O que Bakunin pensaria do fato de a CNT (sabemos que como culminação de
organizações anteriores) ter-se consolidado em 1910 em Barcelona - uma
das cidades mais industrializadas da Espanha à época?
O que Marx pensaria dos "socialismos indígenas" manifestados nas
práticas comunitárias de determinadas regiões rurais?
A esta última pergunta podemos talvez responder com mais precisão, pois
o projeto de resposta à carta de Vera Zasulich[1]assim nos mostra:
"[Remontando ao passado mais distante], encontramos em toda a Europa
Ocidental que a propriedade comunal, mais ou menos arcaica, desapareceu
com o progresso social. Por que deveria a Rússia escapar ao mesmo destino?
Respondo: Porque na Rússia, graças a uma combinação única de
circunstâncias, a comuna rural[mir], que ainda existe em escala
nacional, pode libertar-se gradualmente de seus traços primitivos e
desenvolver-se diretamente como elemento da produção coletiva em escala
nacional. Justamente por ser contemporânea da produção capitalista, pode
apropriar-se de todas as conquistas positivas desta sem passar por todas
as suas terríveis vicissitudes. A Rússia não vive isolada do mundo
moderno; tampouco é presa de algum conquistador estrangeiro, como ocorre
com as Índias Orientais.
Se os adeptos russos do sistema capitalista negassem a possibilidade
teórica de tal evolução, eu lhes perguntaria: a Rússia teve que passar,
como o Ocidente, por um longo período de incubação da indústria mecânica
para empregar máquinas, navios a vapor, ferrovias etc.? (...) Se no
momento da emancipação as comunidades rurais tivessem se encontrado em
condições normais de prosperidade, (...) ninguém hoje pensaria na
'fatalidade histórica' do aniquilamento da comuna: todos reconheceriam
nela o elemento de regeneração da sociedade russa e um fator de
superioridade em relação aos países ainda submetidos ao regime capitalista.

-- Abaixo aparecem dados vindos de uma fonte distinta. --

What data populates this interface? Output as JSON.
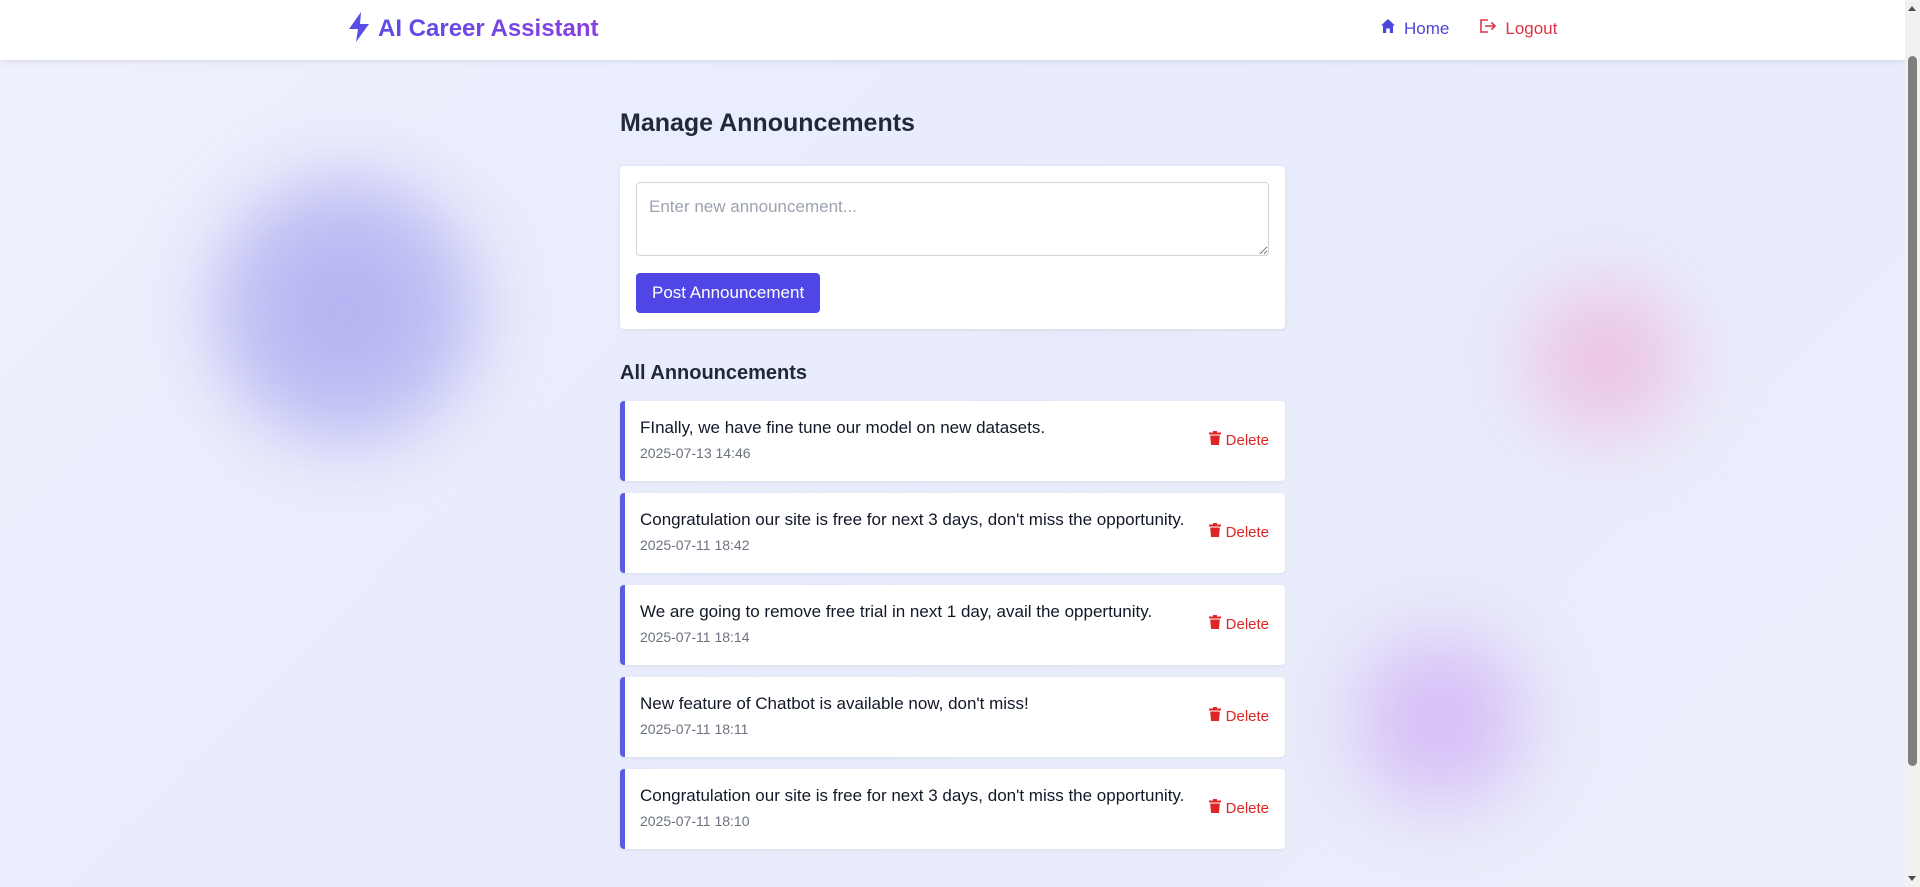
{
  "brand": {
    "name": "AI Career Assistant",
    "icon": "lightning-bolt-icon",
    "color": "#5a4ee8"
  },
  "nav": {
    "home_label": "Home",
    "home_icon": "home-icon",
    "logout_label": "Logout",
    "logout_icon": "logout-icon"
  },
  "page": {
    "title": "Manage Announcements"
  },
  "form": {
    "placeholder": "Enter new announcement...",
    "value": "",
    "submit_label": "Post Announcement"
  },
  "announcements": {
    "section_title": "All Announcements",
    "delete_label": "Delete",
    "items": [
      {
        "text": "FInally, we have fine tune our model on new datasets.",
        "timestamp": "2025-07-13 14:46"
      },
      {
        "text": "Congratulation our site is free for next 3 days, don't miss the opportunity.",
        "timestamp": "2025-07-11 18:42"
      },
      {
        "text": "We are going to remove free trial in next 1 day, avail the oppertunity.",
        "timestamp": "2025-07-11 18:14"
      },
      {
        "text": "New feature of Chatbot is available now, don't miss!",
        "timestamp": "2025-07-11 18:11"
      },
      {
        "text": "Congratulation our site is free for next 3 days, don't miss the opportunity.",
        "timestamp": "2025-07-11 18:10"
      }
    ]
  },
  "colors": {
    "accent": "#4f46e5",
    "danger": "#dc2626",
    "item_border": "#5b5bdf"
  }
}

Outra circunstância favorável à preservação (por meio do
desenvolvimento) da comuna russa consiste em que ela não é apenas
contemporânea da produção capitalista, mas sobreviveu à época em que
esse sistema social ainda era intacto; agora, ao contrário, tanto na
Europa Ocidental quanto nos Estados Unidos, ela encontra um capitalismo
em crise, em luta contra a ciência, contra as massas populares e contra
as próprias forças produtivas que gera. Em uma palavra: ela se depara
com um capitalismo em crise que só terminará com a sua eliminação, com o
retorno das sociedades modernas ao tipo 'arcaico' de propriedade comum
ou, como diz um autor americano[L. Morgan], livre de qualquer suspeita
de tendências revolucionárias e apoiado em suas pesquisas pelo governo
de Washington: 'o novo sistema' para o qual a sociedade moderna tende
'será um renascimento (a revival), em uma forma superior (in a superior
form), de um tipo social arcaico'[[2]]. Portanto, não é preciso temer
muito a palavra 'arcaico'."
Certamente Mao, os focos de Guevara, o vasto campesinato russo de 1917
ou o Viet Cong aplaudiriam essa resposta.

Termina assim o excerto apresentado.